Low interest rates and the forced reflation of asset prices (bonds, property and equities) have produced large gains for the “haves”.
Below inflation pay rises coupled with insecure jobs, reduced social benefits and increasing cost of energy and food have left the “have not’s” increasingly struggling.
Ed Miliband’s inelegant “zero-zero” observation using Sports Direct as an example is not actually without merit. The US and the UK allow businesses to employ with much lower costs and protections than does say France, this is economically advantageous and creates greater productivity (French labour laws undoubtedly stifle economic growth) but people do end up being used and sometimes abused.
It’s a balancing act between naked commerce which does not factor in human contentment, and economic and social policy engineering which forces it to be done.
If the “have not’s” majority watch the “haves” minority enjoy increasing benefits whilst they flounder more it causes resentment, especially if it’s prolonged and extreme.
So it’s the battleground of maximising economic utility versus workers benefits and rights; we have seen this play out many times before, it’s long lasting and seldom resolved peacefully.
Interest rates
Now that QE has finished in the US it’s all about when rates begin to rise. All markets in all parts of the world will be effected.
As we have never seen the current zero interest rate policy no one knows what happens when it’s normalised, but logically it can’t be good for fixed interest assets.
Japan
The catchphrase “we’ve started so we’ll finish” applies exactly to Japan.
They are hugely indebted, they have to lower the Yen, raise wages, increase corporate taxes and drive up inflation.
They are already doing a lot but they can’t be timid or backtrack, if they don’t affect a profound course adjustment they are going off a cliff.
At this point in time the strongest opportunity to benefit from this is to invest in the yen decreasing in value (called a ‘short’) and to be invested in multinational Japanese exporters (called a ‘long’).
Oil
I have told this story before but back in 2008/9 oil prices went to around $150, a major investigation was made into why the price spiked and it concluded ……….no clue!
So oil is now at $75 and falling, why? ……. No clue.
There are theories including OPEC trying to drive US producers to shut down rigs as lower prices make them uneconomic; same for the Canadian oil sands but really everyone’s guessing.

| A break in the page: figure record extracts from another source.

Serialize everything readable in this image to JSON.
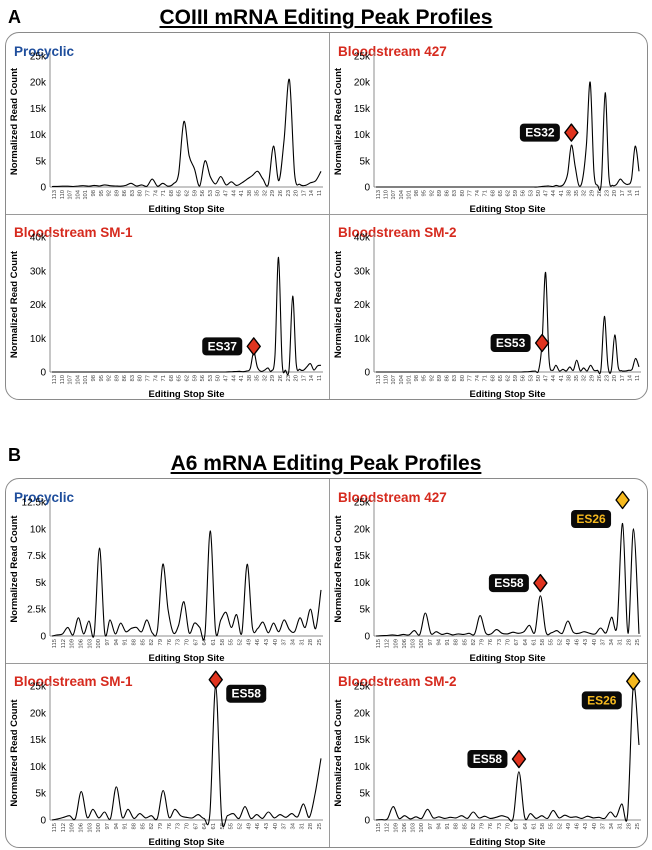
{
  "figure": {
    "panels": [
      {
        "label": "A",
        "title": "COIII mRNA Editing Peak Profiles"
      },
      {
        "label": "B",
        "title": "A6 mRNA Editing Peak Profiles"
      }
    ]
  },
  "colors": {
    "procyclic": "#1f4e9c",
    "bloodstream": "#d62a1e",
    "marker_red": "#e0341f",
    "marker_gold": "#f5b91f",
    "tag_bg": "#0a0a0a",
    "line": "#000000",
    "axis": "#8c8c8c"
  },
  "chart_data": [
    {
      "type": "line",
      "panel": "A",
      "title": "Procyclic",
      "title_color": "#1f4e9c",
      "xlabel": "Editing Stop Site",
      "ylabel": "Normalized Read Count",
      "ylim": [
        0,
        25000
      ],
      "yticks": [
        0,
        5000,
        10000,
        15000,
        20000,
        25000
      ],
      "yticklabels": [
        "0",
        "5k",
        "10k",
        "15k",
        "20k",
        "25k"
      ],
      "xticklabels": [
        "113",
        "110",
        "107",
        "104",
        "101",
        "98",
        "95",
        "92",
        "89",
        "86",
        "83",
        "80",
        "77",
        "74",
        "71",
        "68",
        "65",
        "62",
        "59",
        "56",
        "53",
        "50",
        "47",
        "44",
        "41",
        "38",
        "35",
        "32",
        "29",
        "26",
        "23",
        "20",
        "17",
        "14",
        "11"
      ],
      "series": [
        {
          "values": [
            100,
            120,
            150,
            150,
            100,
            200,
            250,
            150,
            300,
            200,
            400,
            250,
            200,
            150,
            300,
            700,
            200,
            400,
            150,
            1500,
            150,
            700,
            150,
            600,
            2500,
            12500,
            6000,
            3500,
            200,
            5000,
            2000,
            600,
            2000,
            400,
            1000,
            300,
            800,
            1500,
            2200,
            3000,
            1500,
            500,
            7800,
            1200,
            9000,
            20500,
            2500,
            500,
            300,
            800,
            1200,
            3000
          ]
        }
      ],
      "markers": []
    },
    {
      "type": "line",
      "panel": "A",
      "title": "Bloodstream 427",
      "title_color": "#d62a1e",
      "xlabel": "Editing Stop Site",
      "ylabel": "Normalized Read Count",
      "ylim": [
        0,
        25000
      ],
      "yticks": [
        0,
        5000,
        10000,
        15000,
        20000,
        25000
      ],
      "yticklabels": [
        "0",
        "5k",
        "10k",
        "15k",
        "20k",
        "25k"
      ],
      "xticklabels": [
        "113",
        "110",
        "107",
        "104",
        "101",
        "98",
        "95",
        "92",
        "89",
        "86",
        "83",
        "80",
        "77",
        "74",
        "71",
        "68",
        "65",
        "62",
        "59",
        "56",
        "53",
        "50",
        "47",
        "44",
        "41",
        "38",
        "35",
        "32",
        "29",
        "26",
        "23",
        "20",
        "17",
        "14",
        "11"
      ],
      "series": [
        {
          "values": [
            0,
            0,
            0,
            0,
            0,
            0,
            0,
            0,
            0,
            0,
            0,
            0,
            0,
            0,
            0,
            0,
            0,
            0,
            0,
            0,
            0,
            0,
            0,
            0,
            0,
            0,
            0,
            0,
            0,
            0,
            0,
            0,
            0,
            0,
            0,
            0,
            0,
            0,
            0,
            0,
            0,
            0,
            0,
            0,
            100,
            150,
            200,
            100,
            300,
            150,
            600,
            2500,
            8000,
            4000,
            300,
            1500,
            8000,
            20000,
            3000,
            300,
            1000,
            18000,
            2000,
            300,
            500,
            1500,
            800,
            500,
            1500,
            7800,
            3000
          ]
        }
      ],
      "markers": [
        {
          "label": "ES32",
          "x_index": 52,
          "value": 10000,
          "color": "red"
        }
      ]
    },
    {
      "type": "line",
      "panel": "A",
      "title": "Bloodstream SM-1",
      "title_color": "#d62a1e",
      "xlabel": "Editing Stop Site",
      "ylabel": "Normalized Read Count",
      "ylim": [
        0,
        40000
      ],
      "yticks": [
        0,
        10000,
        20000,
        30000,
        40000
      ],
      "yticklabels": [
        "0",
        "10k",
        "20k",
        "30k",
        "40k"
      ],
      "xticklabels": [
        "113",
        "110",
        "107",
        "104",
        "101",
        "98",
        "95",
        "92",
        "89",
        "86",
        "83",
        "80",
        "77",
        "74",
        "71",
        "68",
        "65",
        "62",
        "59",
        "56",
        "53",
        "50",
        "47",
        "44",
        "41",
        "38",
        "35",
        "32",
        "29",
        "26",
        "23",
        "20",
        "17",
        "14",
        "11"
      ],
      "series": [
        {
          "values": [
            0,
            0,
            0,
            0,
            0,
            0,
            0,
            0,
            0,
            0,
            0,
            0,
            0,
            0,
            0,
            0,
            0,
            0,
            0,
            0,
            0,
            0,
            0,
            0,
            0,
            0,
            0,
            0,
            0,
            0,
            0,
            0,
            0,
            0,
            0,
            0,
            0,
            0,
            0,
            0,
            0,
            0,
            0,
            0,
            0,
            0,
            0,
            0,
            0,
            0,
            50,
            100,
            150,
            200,
            100,
            300,
            1000,
            6000,
            1500,
            200,
            500,
            1200,
            300,
            5000,
            34000,
            3000,
            500,
            1000,
            22500,
            2500,
            800,
            500,
            1500,
            2500,
            600,
            1800,
            2000
          ]
        }
      ],
      "markers": [
        {
          "label": "ES37",
          "x_index": 57,
          "value": 7000,
          "color": "red"
        }
      ]
    },
    {
      "type": "line",
      "panel": "A",
      "title": "Bloodstream SM-2",
      "title_color": "#d62a1e",
      "xlabel": "Editing Stop Site",
      "ylabel": "Normalized Read Count",
      "ylim": [
        0,
        40000
      ],
      "yticks": [
        0,
        10000,
        20000,
        30000,
        40000
      ],
      "yticklabels": [
        "0",
        "10k",
        "20k",
        "30k",
        "40k"
      ],
      "xticklabels": [
        "113",
        "110",
        "107",
        "104",
        "101",
        "98",
        "95",
        "92",
        "89",
        "86",
        "83",
        "80",
        "77",
        "74",
        "71",
        "68",
        "65",
        "62",
        "59",
        "56",
        "53",
        "50",
        "47",
        "44",
        "41",
        "38",
        "35",
        "32",
        "29",
        "26",
        "23",
        "20",
        "17",
        "14",
        "11"
      ],
      "series": [
        {
          "values": [
            0,
            0,
            0,
            0,
            0,
            0,
            0,
            0,
            0,
            0,
            0,
            0,
            0,
            0,
            0,
            0,
            0,
            0,
            0,
            0,
            0,
            0,
            0,
            0,
            0,
            0,
            0,
            0,
            0,
            0,
            0,
            0,
            0,
            0,
            0,
            0,
            0,
            0,
            0,
            0,
            0,
            0,
            0,
            50,
            100,
            200,
            300,
            500,
            9000,
            29500,
            4000,
            500,
            2000,
            300,
            800,
            300,
            1500,
            500,
            3500,
            400,
            1200,
            300,
            2000,
            500,
            500,
            700,
            16500,
            2000,
            500,
            11000,
            1500,
            400,
            300,
            500,
            800,
            4000,
            1500
          ]
        }
      ],
      "markers": [
        {
          "label": "ES53",
          "x_index": 48,
          "value": 8000,
          "color": "red"
        }
      ]
    },
    {
      "type": "line",
      "panel": "B",
      "title": "Procyclic",
      "title_color": "#1f4e9c",
      "xlabel": "Editing Stop Site",
      "ylabel": "Normalized Read Count",
      "ylim": [
        0,
        12500
      ],
      "yticks": [
        0,
        2500,
        5000,
        7500,
        10000,
        12500
      ],
      "yticklabels": [
        "0",
        "2.5k",
        "5k",
        "7.5k",
        "10k",
        "12.5k"
      ],
      "xticklabels": [
        "115",
        "112",
        "109",
        "106",
        "103",
        "100",
        "97",
        "94",
        "91",
        "88",
        "85",
        "82",
        "79",
        "76",
        "73",
        "70",
        "67",
        "64",
        "61",
        "58",
        "55",
        "52",
        "49",
        "46",
        "43",
        "40",
        "37",
        "34",
        "31",
        "28",
        "25"
      ],
      "series": [
        {
          "values": [
            0,
            100,
            200,
            800,
            100,
            1700,
            200,
            1400,
            200,
            8200,
            300,
            1500,
            200,
            1200,
            400,
            700,
            800,
            400,
            1500,
            300,
            600,
            6700,
            2500,
            300,
            1000,
            3200,
            300,
            1200,
            800,
            200,
            9800,
            500,
            1500,
            2200,
            800,
            2000,
            300,
            6700,
            800,
            700,
            1300,
            300,
            1200,
            400,
            1500,
            600,
            400,
            1700,
            800,
            2500,
            700,
            4300
          ]
        }
      ],
      "markers": []
    },
    {
      "type": "line",
      "panel": "B",
      "title": "Bloodstream 427",
      "title_color": "#d62a1e",
      "xlabel": "Editing Stop Site",
      "ylabel": "Normalized Read Count",
      "ylim": [
        0,
        25000
      ],
      "yticks": [
        0,
        5000,
        10000,
        15000,
        20000,
        25000
      ],
      "yticklabels": [
        "0",
        "5k",
        "10k",
        "15k",
        "20k",
        "25k"
      ],
      "xticklabels": [
        "115",
        "112",
        "109",
        "106",
        "103",
        "100",
        "97",
        "94",
        "91",
        "88",
        "85",
        "82",
        "79",
        "76",
        "73",
        "70",
        "67",
        "64",
        "61",
        "58",
        "55",
        "52",
        "49",
        "46",
        "43",
        "40",
        "37",
        "34",
        "31",
        "28",
        "25"
      ],
      "series": [
        {
          "values": [
            0,
            50,
            100,
            200,
            100,
            300,
            200,
            1000,
            300,
            4300,
            500,
            800,
            300,
            500,
            200,
            400,
            300,
            500,
            400,
            3800,
            600,
            400,
            1200,
            500,
            400,
            700,
            500,
            800,
            2000,
            700,
            7500,
            800,
            600,
            1000,
            500,
            2800,
            700,
            500,
            800,
            500,
            400,
            1500,
            600,
            3500,
            2000,
            21000,
            500,
            20000,
            400
          ]
        }
      ],
      "markers": [
        {
          "label": "ES58",
          "x_index": 30,
          "value": 9500,
          "color": "red"
        },
        {
          "label": "ES26",
          "x_index": 45,
          "value": 25000,
          "color": "gold"
        }
      ]
    },
    {
      "type": "line",
      "panel": "B",
      "title": "Bloodstream SM-1",
      "title_color": "#d62a1e",
      "xlabel": "Editing Stop Site",
      "ylabel": "Normalized Read Count",
      "ylim": [
        0,
        25000
      ],
      "yticks": [
        0,
        5000,
        10000,
        15000,
        20000,
        25000
      ],
      "yticklabels": [
        "0",
        "5k",
        "10k",
        "15k",
        "20k",
        "25k"
      ],
      "xticklabels": [
        "115",
        "112",
        "109",
        "106",
        "103",
        "100",
        "97",
        "94",
        "91",
        "88",
        "85",
        "82",
        "79",
        "76",
        "73",
        "70",
        "67",
        "64",
        "61",
        "58",
        "55",
        "52",
        "49",
        "46",
        "43",
        "40",
        "37",
        "34",
        "31",
        "28",
        "25"
      ],
      "series": [
        {
          "values": [
            0,
            200,
            500,
            800,
            300,
            5300,
            500,
            2000,
            400,
            1500,
            300,
            6200,
            500,
            2000,
            300,
            1200,
            400,
            800,
            300,
            5500,
            500,
            2000,
            800,
            500,
            400,
            1000,
            300,
            1200,
            25000,
            500,
            800,
            1200,
            300,
            2500,
            300,
            1000,
            300,
            1500,
            400,
            1000,
            500,
            1200,
            600,
            3000,
            500,
            5000,
            11500
          ]
        }
      ],
      "markers": [
        {
          "label": "ES58",
          "x_index": 28,
          "value": 25800,
          "color": "red"
        }
      ]
    },
    {
      "type": "line",
      "panel": "B",
      "title": "Bloodstream SM-2",
      "title_color": "#d62a1e",
      "xlabel": "Editing Stop Site",
      "ylabel": "Normalized Read Count",
      "ylim": [
        0,
        25000
      ],
      "yticks": [
        0,
        5000,
        10000,
        15000,
        20000,
        25000
      ],
      "yticklabels": [
        "0",
        "5k",
        "10k",
        "15k",
        "20k",
        "25k"
      ],
      "xticklabels": [
        "115",
        "112",
        "109",
        "106",
        "103",
        "100",
        "97",
        "94",
        "91",
        "88",
        "85",
        "82",
        "79",
        "76",
        "73",
        "70",
        "67",
        "64",
        "61",
        "58",
        "55",
        "52",
        "49",
        "46",
        "43",
        "40",
        "37",
        "34",
        "31",
        "28",
        "25"
      ],
      "series": [
        {
          "values": [
            0,
            100,
            200,
            2500,
            300,
            800,
            200,
            600,
            300,
            2000,
            400,
            600,
            300,
            500,
            400,
            800,
            300,
            1500,
            400,
            700,
            300,
            500,
            800,
            500,
            400,
            9000,
            500,
            1200,
            300,
            800,
            300,
            1800,
            400,
            900,
            500,
            600,
            300,
            700,
            400,
            500,
            300,
            1500,
            600,
            3000,
            1000,
            25000,
            14000
          ]
        }
      ],
      "markers": [
        {
          "label": "ES58",
          "x_index": 25,
          "value": 11000,
          "color": "red"
        },
        {
          "label": "ES26",
          "x_index": 45,
          "value": 25500,
          "color": "gold"
        }
      ]
    }
  ]
}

What we do know is that lower oil prices are good for petrol prices (consumers end up with more disposable income), and it’s great for industrials that use oil and transport such as airlines whose main cost is fuel, a lower price creates pure profit.
Share prices of the above sectors are rising and probably have further to go.
Buy outs back alright
One of the signs of a bullish market is increased mergers and acquisitions activity.
There have been multiple such deals recently but they look more strategic than hubristic in the main.
Most are in the pharmaceuticals sector where biotech advances fuelled by the Genome discoveries are creating new major players such as Gilead and Abbvie with $100 billion plus valuations.
As with older tech names such as Yahoo and Microsoft, the older pharma giants such as Merck and Pfizer need to incorporate the new companies into their portfolios to stay relevant.
This appears a different dynamic to the late cycle mega acquisitions based on management’s belief they can make lemonade from lemons (they usually ended up making something brown not yellow).
General markets
All looks reasonably set fair for a little more “up” into year end with the delightfully named Santa Claus rally coming into effect.
Here’s hoping………
NOTE: This is written in a personal capacity and reflects the view of the author. It does not necessarily reflect the view of LWM Consultants. The post has been checked and approved to ensure that it is both accurate and not misleading. However, this is a blog and the reader should accept that by its very nature many of the points are subjective and opinions of the author. This is not a recommendation to buy any product or service including any share or fund mentioned. Individuals wishing to buy any product or service as a result of this blog must seek advice or carry out their own research before making any decision, the author will not be held liable for decisions made as a result of this blog (particularly where no advice has been sought). Investors should also note that past performance is not a guide to future performance and investments can fall as well as rise.